Passado o bombardeio para tentar apresentar uma discussão sobre dois mecanismos constitucionais como prova definitiva de um "golpe", o exército da grande imprensa amanheceu falando lateralmente do tema e mais dedicado a explicar como um bom governo pode ser mal avaliado pela população.
No O Globo tem até um artigo questionando a antiga máxima de "é a economia, estúpido" para ressaltar que o estranho fenômeno se repete nos Estados Unidos. Lá como cá, diz o jornal, os atuais governos vão bem em termos econômicos, mas o pessoal não se comporta como os militantes da foto acima.

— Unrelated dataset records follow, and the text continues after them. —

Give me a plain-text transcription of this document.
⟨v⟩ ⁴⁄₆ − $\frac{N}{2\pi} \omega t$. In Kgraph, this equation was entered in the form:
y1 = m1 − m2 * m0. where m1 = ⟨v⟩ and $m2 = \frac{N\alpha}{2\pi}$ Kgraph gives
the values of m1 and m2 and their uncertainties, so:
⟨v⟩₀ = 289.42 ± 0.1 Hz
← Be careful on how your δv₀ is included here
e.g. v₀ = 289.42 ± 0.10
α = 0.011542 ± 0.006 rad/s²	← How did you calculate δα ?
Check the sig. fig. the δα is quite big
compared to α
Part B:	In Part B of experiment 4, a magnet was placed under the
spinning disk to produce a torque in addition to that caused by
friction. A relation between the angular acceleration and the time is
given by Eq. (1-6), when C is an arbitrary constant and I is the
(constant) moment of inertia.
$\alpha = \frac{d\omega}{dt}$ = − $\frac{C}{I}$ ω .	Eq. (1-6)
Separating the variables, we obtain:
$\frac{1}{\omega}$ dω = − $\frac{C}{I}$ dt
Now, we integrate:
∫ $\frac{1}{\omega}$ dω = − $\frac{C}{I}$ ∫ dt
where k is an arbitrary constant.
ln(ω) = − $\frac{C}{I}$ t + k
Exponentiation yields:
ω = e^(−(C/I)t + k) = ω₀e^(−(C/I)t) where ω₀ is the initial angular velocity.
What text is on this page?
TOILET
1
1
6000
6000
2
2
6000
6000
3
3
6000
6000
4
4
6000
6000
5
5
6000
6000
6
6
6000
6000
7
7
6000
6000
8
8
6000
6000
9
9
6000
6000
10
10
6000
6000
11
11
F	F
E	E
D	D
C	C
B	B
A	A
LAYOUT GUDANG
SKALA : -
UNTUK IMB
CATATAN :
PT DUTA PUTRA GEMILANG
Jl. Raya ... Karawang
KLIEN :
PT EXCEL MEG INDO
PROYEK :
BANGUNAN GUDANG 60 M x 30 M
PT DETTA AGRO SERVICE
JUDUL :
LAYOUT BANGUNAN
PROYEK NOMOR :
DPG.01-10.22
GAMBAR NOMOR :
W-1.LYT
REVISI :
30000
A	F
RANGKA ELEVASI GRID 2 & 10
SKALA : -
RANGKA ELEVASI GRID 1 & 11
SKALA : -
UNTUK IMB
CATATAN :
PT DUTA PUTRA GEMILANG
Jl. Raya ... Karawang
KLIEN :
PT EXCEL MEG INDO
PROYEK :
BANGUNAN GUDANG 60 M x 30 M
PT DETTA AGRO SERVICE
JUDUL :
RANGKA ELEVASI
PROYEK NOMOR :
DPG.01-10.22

Poderíamos acrescentar que nosso desgoverno só é bom na cabeça deles, mas o fundamental está correto: numa sociedade culturalmente dividida a economia deixa de ser um fator decisivo. O que conta são os "valores", parece que a ficha está finalmente caindo. Tanto que, lá pelo final, um dos especialistas consultados diz:
A lógica de que políticas públicas vão naturalmente se converter em melhora na popularidade não se sustenta mais. E o bolsonarismo disputa de forma mais eficiente as narrativas na base da sociedade.
A única observação é que eles se limitam a mencionar aborto, drogas, o de sempre. Num país em que quase metade da população já fala em "ditadura do Judiciário" e outra grande parte vê constantes abusos de um STF parceiro do governo, valores como liberdade de expressão não são levados em conta.
Mostrando bem a transição entre as pautas, na Folha, Vinicius Torres Freire chega a lamentar que o "montão de provas do golpe ofuscou as boas notícias da economia". Mas o artigo mais divertido é o de Muniz Sodré, para quem "as massas acordaram para a experiência política, mas sob formas perversas, captadas pela extrema direita".
Os governos do Molusco e do Biden são maravilhosos, mas ele perdem popularidade; o de Milei é péssimo, mas ele é popular. A contradição (que para ele é real) funde a cabeça cheia de teorias do sociólogo que passou décadas esperando que as massas despertassem pelo lado esquerdo da cama. Ele reclama:
São anomalias. Começa a ficar claro que elas reabrem de algum modo a noção de política.
A política parece ter-se deslocado da base normativa das forças democráticas para preocupação populares como anticorrupção e comunitarismo religioso. Da linguagem desses fatores está ausente não só a esquerda, mas também a formação política (sindicalista, social-democrata) de Lule. O que sai da boca do povo não aparece no radar de Brasília.
Novamente, nem uma palavrinha sobre autoritarismo, censura etc. Talvez eles tenham razão é essa seja uma pauta minoritária, mais de classe média. Mas num momento em que tantos reconhecem os abusos do STF, me parece que esses valores já pesam na equação. E devem ganhar ainda mais peso.
Hoje todos têm um celular na mão, todos produzem ou retransmitem informação. A censura, que no passado afetava jornais e editoras, hoje afeta qualquer cidadão. E ninguém gosta de ser calado à força. Vamos ver o que acontecerá logo à frente, talvez o pessoal se torne ainda mais ingrato do que já é.